Они перебежали поле, пересекли проселочную дорогу и параллельно ей, по кустам, вышли к железке. Где затаились в каком-то полуразрушенном сарае.

— Кровь замой!

— Где?

— Вон там, в луже.

— Смотри, поездуха!

Все разом дернулись к двери.

— Стоять!

— Ты че! Он счас уйдет!

— Туда нельзя! Там нас менты ждать, будут!

— Где?

— На байдане! Они приходящие электрички будут шмонать! Нас искать!

— Точно!

— А чего тогда? Куда драпать будем?

— Туда! — ткнул Ноздря в противоположную от города сторону. — У меня там хата есть. До завтра отсидимся, а потом посмотрим…

До завтра они ковыряли злополучный «дипломат». Тыкали ножом, давили, били молотком, лазили в замочную скважину гвоздем.

— Ну ты глянь, сволочь!

— Его бы зубилом, — вздохнул один из шестерок Хари. Проучившийся пять дней в ПТУ.

— Чем?!

— Ну, зубилом.

— Это чего? Фомка, что ли?

— Сам ты фомка! Это… это… Это такая фиговина, которой… По которой молотком долбают.

— На хрена?

Птушник развел руками.

Молодые гангстеры были из нового поколения, не знавшего заводов. Из инструментов они знали только фомку и кастет.

— Ну все, счас я его! — заорал Харя, побежал за топором и долбанул им сверху по «дипломату».

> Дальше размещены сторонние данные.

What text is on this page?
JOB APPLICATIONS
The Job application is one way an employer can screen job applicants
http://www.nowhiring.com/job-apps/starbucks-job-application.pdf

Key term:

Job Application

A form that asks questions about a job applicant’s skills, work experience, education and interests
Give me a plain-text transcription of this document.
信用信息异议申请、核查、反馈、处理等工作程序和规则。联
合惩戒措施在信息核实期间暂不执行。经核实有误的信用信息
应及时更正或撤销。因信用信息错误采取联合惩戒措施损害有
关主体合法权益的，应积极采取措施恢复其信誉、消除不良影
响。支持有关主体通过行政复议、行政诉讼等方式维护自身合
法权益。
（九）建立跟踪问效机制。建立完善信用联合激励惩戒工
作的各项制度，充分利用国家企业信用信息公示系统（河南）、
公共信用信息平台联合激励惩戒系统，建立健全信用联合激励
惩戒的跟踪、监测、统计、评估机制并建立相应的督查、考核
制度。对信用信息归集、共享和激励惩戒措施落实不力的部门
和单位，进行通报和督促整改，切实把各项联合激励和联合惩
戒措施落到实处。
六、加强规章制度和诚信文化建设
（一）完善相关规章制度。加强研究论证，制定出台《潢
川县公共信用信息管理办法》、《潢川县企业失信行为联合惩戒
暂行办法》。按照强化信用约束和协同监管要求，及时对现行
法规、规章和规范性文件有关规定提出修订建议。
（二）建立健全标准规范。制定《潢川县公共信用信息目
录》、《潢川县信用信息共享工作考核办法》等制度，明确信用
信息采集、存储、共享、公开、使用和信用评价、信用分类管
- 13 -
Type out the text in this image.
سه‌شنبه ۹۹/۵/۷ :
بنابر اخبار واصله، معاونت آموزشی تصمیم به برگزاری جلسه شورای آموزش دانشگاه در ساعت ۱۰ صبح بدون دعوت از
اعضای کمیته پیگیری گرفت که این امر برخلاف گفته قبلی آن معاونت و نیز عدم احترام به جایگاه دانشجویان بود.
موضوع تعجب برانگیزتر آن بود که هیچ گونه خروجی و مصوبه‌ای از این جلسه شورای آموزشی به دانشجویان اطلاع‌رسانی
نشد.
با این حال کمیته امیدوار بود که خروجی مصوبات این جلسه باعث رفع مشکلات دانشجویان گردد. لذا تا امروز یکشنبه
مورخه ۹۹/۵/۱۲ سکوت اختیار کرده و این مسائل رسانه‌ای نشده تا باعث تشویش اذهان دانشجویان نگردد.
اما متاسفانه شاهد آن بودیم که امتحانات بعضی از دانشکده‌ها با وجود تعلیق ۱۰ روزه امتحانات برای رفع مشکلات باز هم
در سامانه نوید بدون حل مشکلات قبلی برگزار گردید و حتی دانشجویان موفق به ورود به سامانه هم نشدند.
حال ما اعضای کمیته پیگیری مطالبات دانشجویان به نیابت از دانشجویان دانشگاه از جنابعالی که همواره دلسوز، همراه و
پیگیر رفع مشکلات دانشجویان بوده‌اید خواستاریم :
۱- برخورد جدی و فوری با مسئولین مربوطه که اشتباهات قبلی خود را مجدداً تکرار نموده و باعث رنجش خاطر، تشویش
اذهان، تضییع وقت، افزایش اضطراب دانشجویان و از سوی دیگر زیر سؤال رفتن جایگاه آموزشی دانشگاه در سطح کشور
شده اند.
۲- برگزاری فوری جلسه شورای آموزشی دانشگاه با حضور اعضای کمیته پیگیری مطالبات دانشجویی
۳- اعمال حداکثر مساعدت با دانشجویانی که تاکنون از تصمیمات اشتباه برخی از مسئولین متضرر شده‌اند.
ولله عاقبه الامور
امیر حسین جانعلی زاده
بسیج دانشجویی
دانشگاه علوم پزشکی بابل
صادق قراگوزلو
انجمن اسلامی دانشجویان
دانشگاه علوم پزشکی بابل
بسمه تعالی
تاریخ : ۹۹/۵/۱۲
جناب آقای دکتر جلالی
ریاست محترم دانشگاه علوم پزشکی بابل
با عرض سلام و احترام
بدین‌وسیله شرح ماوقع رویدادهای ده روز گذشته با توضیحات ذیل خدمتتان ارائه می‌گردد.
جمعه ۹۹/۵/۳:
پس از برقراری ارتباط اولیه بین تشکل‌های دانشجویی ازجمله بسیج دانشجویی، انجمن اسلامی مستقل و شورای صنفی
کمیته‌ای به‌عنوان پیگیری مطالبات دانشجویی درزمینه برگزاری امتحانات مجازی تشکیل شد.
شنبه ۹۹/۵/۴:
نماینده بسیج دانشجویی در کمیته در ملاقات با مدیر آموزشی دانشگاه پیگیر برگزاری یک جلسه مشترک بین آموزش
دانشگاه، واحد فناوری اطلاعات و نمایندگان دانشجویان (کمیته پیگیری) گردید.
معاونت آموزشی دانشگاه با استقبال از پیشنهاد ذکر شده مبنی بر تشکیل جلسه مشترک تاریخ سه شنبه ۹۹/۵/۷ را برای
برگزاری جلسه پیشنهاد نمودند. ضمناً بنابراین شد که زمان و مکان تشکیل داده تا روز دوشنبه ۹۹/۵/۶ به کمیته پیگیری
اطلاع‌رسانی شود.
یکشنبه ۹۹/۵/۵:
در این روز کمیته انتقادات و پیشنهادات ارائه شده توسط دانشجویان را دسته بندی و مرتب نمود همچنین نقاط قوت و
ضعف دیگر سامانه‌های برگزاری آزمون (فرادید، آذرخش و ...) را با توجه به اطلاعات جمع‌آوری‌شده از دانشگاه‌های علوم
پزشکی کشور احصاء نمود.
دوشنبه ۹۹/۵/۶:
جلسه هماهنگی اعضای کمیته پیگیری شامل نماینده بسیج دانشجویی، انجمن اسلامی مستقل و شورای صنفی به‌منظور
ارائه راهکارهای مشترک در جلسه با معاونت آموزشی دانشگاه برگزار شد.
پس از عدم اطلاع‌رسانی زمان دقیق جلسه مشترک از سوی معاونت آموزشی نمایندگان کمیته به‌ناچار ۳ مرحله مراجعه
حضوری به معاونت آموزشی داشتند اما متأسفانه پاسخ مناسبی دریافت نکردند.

Топор отскочил. На боку «дипломата» осталась глубокая вмятина. И все.

— Хрен! Не расколупать нам этой коробки, — авторитетно заявил Ноздря. — Надо громилу искать.

— Где ж его взять?

— Я знаю одного, — обрадовался кто-то из шестерок. — Классный мастер. Два червонца оттянул! Часовщик кличут…

Громилу звали Часовщик, потому что он чинил часы. Постоянно чинил, сколько себя помнил. И даже на зоне чинил. Карманные, наручные, будильники… Но только если они были механические. Потому что электронные не чинил.

Он брал сломанные часы, починял и… ломал их; Чтобы тут же снова начать чинить.

Его не интересовал результат, ему был важен процесс. Он ремонтировал часы для того, чтобы тренировать руки. Ему нужны были очень чувствительные и ловкие руки, которые в его профессии были инструментом. А любой инструмент без работы ржавеет.